Todo estaba tranquilo en un día normal del aeropuerto. Nadie esperaba que Guaidó llegara por allí, tal como él mismo lo había anunciado. Los rumores decían que ya estaba en Caracas. Y eran creíbles ya que no había quien admitiera que se atrevería, pues sería apresado por el gobierno. Y llegó. Yo estaba allí. El frenesí no fue normal. Algarabía. Gritos de Libertad. Guaidó es sencillo. Se acerca, abraza, se toma selfies. Tiene un discurso muy simple, muy llano, que llega a la gente. Yo tenía miedo de que lo apresaran. Había muchos militares en y alrededor del aeropuerto. Pero nada pasó. Guaidó llegó, como lo prometió.

Mi hija llegó horas más tarde. Dos años sin venir al país. 24 meses que no han sido tales. En realidad han pasado como 10 años de sucesos. “La cosa ahora está más dura” diría Ruben Blades. Ya lo comprobaría por sí misma. El abrazo fue muy sentido. Prolongado. Un funcionario se acercó a pedir que nos moviéramos de sitio. No se atrevió a hablar. Se retiró lentamente. Yo lo vi. Mi hija no. Después le expliqué. Ella se disculpó. El funcionario no aceptó la disculpa y le dijo: “Bienvenida a Venezuela”. Después de dos años sin venir. O quizás diez.

El día 6 celebramos el cumpleaños número 24 de mi hijo. En petit comité pues muchos de sus amigos ya dejaron el país.
Hay mucha escasez de productos básicos. Ni qué decir de los otros. En algunos sitios se consiguen, pero a precios exorbitantes. Algo nunca visto es que los supermercados se hallan muy vacíos. Pasillos completos donde no ves un alma a una hora en la que típicamente se hallaban repletos. La crisis. Ya no se ven las amas de casa que te daban un consejo acerca de cómo cocinar un producto. Datos invalorables. Esa escena ya no existe.

Y así nos llegó el 7 de marzo. Día normal de trabajo. En la empresa, de 150 que éramos, quedamos 30. Las actividades se han reducido al mínimo posible y los 30 hacemos lo que podemos para continuar sin tirar la toalla. El horario de salida es a las 4:30 pm. Muchos se van en punto, por las dificultades de transporte. Unos pocos nos quedamos a extender el día.
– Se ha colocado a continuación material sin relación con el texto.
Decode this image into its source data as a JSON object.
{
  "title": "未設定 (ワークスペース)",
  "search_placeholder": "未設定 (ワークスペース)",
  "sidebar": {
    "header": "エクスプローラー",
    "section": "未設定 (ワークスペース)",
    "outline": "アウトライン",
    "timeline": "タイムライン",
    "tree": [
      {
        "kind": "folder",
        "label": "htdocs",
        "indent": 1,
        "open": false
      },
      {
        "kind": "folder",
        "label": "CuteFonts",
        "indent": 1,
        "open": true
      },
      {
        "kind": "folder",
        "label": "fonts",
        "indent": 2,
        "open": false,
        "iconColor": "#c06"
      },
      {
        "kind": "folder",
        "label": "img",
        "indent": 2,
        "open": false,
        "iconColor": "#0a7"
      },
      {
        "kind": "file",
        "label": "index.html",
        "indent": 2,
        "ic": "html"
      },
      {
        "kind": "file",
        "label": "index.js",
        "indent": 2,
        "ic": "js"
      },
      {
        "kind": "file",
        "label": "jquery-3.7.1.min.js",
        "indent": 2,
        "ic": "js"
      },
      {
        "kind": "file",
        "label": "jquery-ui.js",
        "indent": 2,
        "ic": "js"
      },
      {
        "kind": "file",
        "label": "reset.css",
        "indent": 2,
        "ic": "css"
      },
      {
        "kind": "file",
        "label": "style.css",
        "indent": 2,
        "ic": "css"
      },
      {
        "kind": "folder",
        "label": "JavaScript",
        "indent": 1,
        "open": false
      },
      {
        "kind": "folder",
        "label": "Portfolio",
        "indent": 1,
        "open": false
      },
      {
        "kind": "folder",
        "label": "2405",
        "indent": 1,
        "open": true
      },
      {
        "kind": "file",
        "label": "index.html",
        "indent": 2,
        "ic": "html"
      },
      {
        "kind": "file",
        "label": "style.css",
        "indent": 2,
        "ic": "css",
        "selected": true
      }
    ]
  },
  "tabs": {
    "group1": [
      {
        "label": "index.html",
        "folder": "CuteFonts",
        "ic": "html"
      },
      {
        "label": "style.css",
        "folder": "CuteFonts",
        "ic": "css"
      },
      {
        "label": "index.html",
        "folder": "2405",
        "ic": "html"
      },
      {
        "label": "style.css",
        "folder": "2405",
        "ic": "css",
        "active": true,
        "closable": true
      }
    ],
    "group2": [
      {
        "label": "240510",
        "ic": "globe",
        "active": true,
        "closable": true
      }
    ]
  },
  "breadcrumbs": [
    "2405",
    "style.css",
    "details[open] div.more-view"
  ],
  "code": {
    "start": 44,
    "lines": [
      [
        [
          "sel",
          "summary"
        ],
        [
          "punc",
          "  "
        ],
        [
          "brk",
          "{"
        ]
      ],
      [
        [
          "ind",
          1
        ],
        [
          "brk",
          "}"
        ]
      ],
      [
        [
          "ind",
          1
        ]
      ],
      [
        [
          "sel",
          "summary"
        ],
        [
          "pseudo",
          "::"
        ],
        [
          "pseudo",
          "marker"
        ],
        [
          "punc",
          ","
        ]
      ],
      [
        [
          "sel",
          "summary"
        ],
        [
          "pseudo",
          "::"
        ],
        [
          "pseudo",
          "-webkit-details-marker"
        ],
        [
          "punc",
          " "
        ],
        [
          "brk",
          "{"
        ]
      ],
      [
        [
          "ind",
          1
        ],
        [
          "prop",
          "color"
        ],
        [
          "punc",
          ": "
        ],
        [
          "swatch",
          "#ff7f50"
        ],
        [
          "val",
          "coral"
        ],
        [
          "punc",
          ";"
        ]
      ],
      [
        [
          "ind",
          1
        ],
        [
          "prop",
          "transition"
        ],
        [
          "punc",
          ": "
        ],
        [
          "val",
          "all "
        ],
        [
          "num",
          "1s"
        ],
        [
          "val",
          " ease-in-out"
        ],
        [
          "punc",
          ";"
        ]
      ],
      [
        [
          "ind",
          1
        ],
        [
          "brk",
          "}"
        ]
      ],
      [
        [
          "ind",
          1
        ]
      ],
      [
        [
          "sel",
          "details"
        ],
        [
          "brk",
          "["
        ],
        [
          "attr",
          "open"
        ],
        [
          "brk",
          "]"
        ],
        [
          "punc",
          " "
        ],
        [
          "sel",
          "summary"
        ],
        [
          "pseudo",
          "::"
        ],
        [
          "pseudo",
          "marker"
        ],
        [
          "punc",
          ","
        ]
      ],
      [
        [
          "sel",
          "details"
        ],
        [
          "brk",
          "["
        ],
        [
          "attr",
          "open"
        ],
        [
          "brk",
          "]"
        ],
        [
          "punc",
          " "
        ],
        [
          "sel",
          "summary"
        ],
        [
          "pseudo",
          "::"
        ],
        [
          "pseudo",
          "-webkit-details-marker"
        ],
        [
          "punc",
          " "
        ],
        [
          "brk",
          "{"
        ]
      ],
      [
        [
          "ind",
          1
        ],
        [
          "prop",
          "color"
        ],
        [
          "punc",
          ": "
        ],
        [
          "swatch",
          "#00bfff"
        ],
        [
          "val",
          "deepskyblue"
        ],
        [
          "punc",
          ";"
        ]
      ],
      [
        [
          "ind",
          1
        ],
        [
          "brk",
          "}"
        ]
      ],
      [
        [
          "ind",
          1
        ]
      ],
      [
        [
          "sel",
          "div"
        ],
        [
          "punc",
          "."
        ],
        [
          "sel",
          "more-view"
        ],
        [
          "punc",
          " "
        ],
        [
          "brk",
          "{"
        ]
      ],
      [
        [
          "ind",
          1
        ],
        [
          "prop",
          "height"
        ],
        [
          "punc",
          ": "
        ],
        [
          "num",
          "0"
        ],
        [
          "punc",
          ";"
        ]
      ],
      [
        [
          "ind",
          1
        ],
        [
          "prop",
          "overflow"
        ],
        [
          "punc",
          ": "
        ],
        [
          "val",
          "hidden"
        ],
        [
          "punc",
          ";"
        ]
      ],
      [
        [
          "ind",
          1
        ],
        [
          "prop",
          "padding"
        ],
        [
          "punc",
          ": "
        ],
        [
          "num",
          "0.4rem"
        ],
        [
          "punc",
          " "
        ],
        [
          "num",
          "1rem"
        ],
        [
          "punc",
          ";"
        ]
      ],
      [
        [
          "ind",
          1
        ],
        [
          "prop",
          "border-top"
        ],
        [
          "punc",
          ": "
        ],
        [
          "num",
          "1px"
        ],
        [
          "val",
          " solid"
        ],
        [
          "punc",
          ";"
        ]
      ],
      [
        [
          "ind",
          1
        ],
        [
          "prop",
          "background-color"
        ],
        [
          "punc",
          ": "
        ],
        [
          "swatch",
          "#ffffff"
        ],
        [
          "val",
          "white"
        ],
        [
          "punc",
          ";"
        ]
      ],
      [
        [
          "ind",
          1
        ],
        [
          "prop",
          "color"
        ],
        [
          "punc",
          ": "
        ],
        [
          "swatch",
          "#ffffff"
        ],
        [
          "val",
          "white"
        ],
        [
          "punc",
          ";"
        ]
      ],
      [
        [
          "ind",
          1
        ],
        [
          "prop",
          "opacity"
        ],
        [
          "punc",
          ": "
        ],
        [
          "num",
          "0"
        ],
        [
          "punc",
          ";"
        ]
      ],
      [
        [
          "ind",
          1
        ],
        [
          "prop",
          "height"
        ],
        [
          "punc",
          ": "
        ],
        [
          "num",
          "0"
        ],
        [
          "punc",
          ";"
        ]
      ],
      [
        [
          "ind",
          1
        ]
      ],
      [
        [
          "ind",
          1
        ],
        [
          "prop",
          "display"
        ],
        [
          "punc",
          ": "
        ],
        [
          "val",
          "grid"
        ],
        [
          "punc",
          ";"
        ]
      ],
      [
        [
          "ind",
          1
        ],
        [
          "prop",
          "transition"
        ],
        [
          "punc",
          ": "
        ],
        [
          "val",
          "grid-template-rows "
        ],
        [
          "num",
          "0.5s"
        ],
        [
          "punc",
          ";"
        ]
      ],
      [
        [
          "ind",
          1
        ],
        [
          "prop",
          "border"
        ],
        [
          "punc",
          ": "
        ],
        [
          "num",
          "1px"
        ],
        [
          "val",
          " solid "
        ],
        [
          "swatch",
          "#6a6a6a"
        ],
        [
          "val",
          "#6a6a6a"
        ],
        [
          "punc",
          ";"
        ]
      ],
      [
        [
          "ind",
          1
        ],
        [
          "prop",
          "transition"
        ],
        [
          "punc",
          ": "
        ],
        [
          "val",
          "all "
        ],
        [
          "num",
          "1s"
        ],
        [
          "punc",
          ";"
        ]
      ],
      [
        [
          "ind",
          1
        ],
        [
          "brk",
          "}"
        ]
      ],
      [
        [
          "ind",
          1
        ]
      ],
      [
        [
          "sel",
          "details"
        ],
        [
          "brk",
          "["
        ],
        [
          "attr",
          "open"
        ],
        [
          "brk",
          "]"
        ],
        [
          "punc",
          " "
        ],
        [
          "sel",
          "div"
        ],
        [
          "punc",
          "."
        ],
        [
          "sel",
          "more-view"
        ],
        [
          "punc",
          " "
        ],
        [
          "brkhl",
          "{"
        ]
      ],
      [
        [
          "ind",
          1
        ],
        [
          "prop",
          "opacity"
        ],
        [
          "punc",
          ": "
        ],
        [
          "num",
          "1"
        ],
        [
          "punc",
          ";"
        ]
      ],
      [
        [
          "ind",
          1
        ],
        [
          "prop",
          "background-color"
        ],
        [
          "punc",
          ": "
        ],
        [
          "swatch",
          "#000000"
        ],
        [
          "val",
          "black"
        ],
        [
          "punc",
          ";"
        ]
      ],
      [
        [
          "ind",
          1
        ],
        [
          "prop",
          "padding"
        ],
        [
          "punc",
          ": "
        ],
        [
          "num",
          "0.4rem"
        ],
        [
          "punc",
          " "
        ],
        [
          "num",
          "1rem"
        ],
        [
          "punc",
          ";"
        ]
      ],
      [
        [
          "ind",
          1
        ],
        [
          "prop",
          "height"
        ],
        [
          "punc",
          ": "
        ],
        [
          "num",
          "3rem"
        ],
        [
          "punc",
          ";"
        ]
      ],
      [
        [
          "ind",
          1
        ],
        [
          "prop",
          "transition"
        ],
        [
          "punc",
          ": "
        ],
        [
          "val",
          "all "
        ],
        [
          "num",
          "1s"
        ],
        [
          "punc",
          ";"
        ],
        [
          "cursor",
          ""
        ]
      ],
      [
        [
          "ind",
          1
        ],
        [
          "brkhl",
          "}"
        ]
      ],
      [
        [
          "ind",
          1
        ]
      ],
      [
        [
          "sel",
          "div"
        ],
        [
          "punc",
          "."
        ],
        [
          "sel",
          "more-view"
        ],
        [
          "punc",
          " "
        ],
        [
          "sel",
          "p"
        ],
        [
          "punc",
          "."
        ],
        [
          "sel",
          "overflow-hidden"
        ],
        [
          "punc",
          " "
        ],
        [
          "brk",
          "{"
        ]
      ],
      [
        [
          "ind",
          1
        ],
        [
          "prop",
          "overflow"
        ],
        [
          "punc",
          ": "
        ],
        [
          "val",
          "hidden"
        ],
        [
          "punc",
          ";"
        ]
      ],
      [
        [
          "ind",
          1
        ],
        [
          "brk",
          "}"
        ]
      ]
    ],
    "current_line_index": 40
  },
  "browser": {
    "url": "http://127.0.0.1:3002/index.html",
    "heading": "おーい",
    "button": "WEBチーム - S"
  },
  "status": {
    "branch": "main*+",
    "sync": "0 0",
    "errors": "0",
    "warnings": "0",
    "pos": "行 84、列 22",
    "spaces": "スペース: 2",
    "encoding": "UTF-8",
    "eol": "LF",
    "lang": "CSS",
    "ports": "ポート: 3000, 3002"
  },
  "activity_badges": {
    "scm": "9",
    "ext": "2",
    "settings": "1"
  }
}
Recuerdo muy claro que a las 4:40 se fue Morela. Hasta mañana y un beso. No pasó mucho tiempo cuando quedamos sin electricidad. Paramos el trabajo, que se hace con computadores. Se supo por twitter que el corte fue en toda Caracas. Pronto supimos que en todo el país.

Regresé a casa con la esperanza de que la luz volviera y que fuese uno más de tantos cortes parciales que ocurren. 30 minutos. Una hora. Dos horas. Los teléfonos celulares aún funcionaban y así supe que los míos estaban bien. Las horas fueron pasando y con ellas se fue diluyendo la esperanza de que la luz volviera. Recordé el famoso hashtag #SINLUZ en twitter, para informar de los cortes prolongados de electricidad. Dejé luces encendidas en la casa para poder detectar la llegada de la electricidad. Nada.

Amaneció el viernes 8 de marzo y las lámparas seguían sin encender. Fue un viernes lúgubre. Casi sin noticias. El ministro de información denunció sabotaje. El ministro de electricidad ya lo había hecho el día anterior y puso plazo a los trabajos de reparación. 3 horas, pasadas las cuales no hubo otro informe. Él también se sumió en la oscuridad. Revisé twitter y la gente que está en el exterior manifestó su alarma por no tener noticias de sus familias en Venezuela. La angustia se iba acrecentando en la medida en que los celulares se quedaban sin baterías, al igual que las celdas de telefonía.

Poco a poco fuimos entrando en la oscuridad total. En la tarde del viernes algunos sectores recuperaron la energía. Todo parecía ir resolviéndose, en lo que ya de por sí era el apagón más grande que había vivido Venezuela. No duró la dicha en casa del pobre y la luz volvió a irse, tal como vino. Y no ha vuelto a esos sectores. Lo grave es que no hay comunicación telefónica. Nadie sabe nada a menos que salga y se entere a viva voz. Todos con la misma pregunta: ¿Hasta cuándo? Sin respuesta.

El sábado 9 de marzo cumplió años mi mamá. 84. Con la presencia de mis hijos fuimos a cantar cumpleaños. Sólo al llegar nos enteramos que tampoco tenía luz. Subimos las escaleras y le tocamos la puerta. Cantamos, en el ya usual petit comité. Con sus amigas de la misma edad. Muchas no vinieron porque no pueden subir ni bajar las escaleras. Regresamos temprano, antes de que oscureciera.

Vivo en un punto alto de Caracas desde donde pude ver la ciudad entera en tinieblas. El viernes en la noche había algunos sectores alumbrados. El sábado ya no. La ciudad estaba convertida en una enorme mancha negra. Y un silencio. Una pena.

El 10 de marzo es un domingo atípico. Muchas preguntas en la mente. Más tarde saldré a pescar noticias de boca a boca. Ni siquiera hay tambores que anuncien algo. La luz del día y la falta de distracción electrónica me han servido para hacer dos cosas que tenía tiempo postergando.

Organizar y limpiar la biblioteca. Y leer en papel. Ya terminé “El Lago”, de Banana Yoshimoto, hermoso libro que parece extraído de los sueños, como todos los libros de la autora. Y ahora empecé con “Ciencias Morales” de Martín Kohan (Premio Herralde de Novela). Por esa parte estoy feliz.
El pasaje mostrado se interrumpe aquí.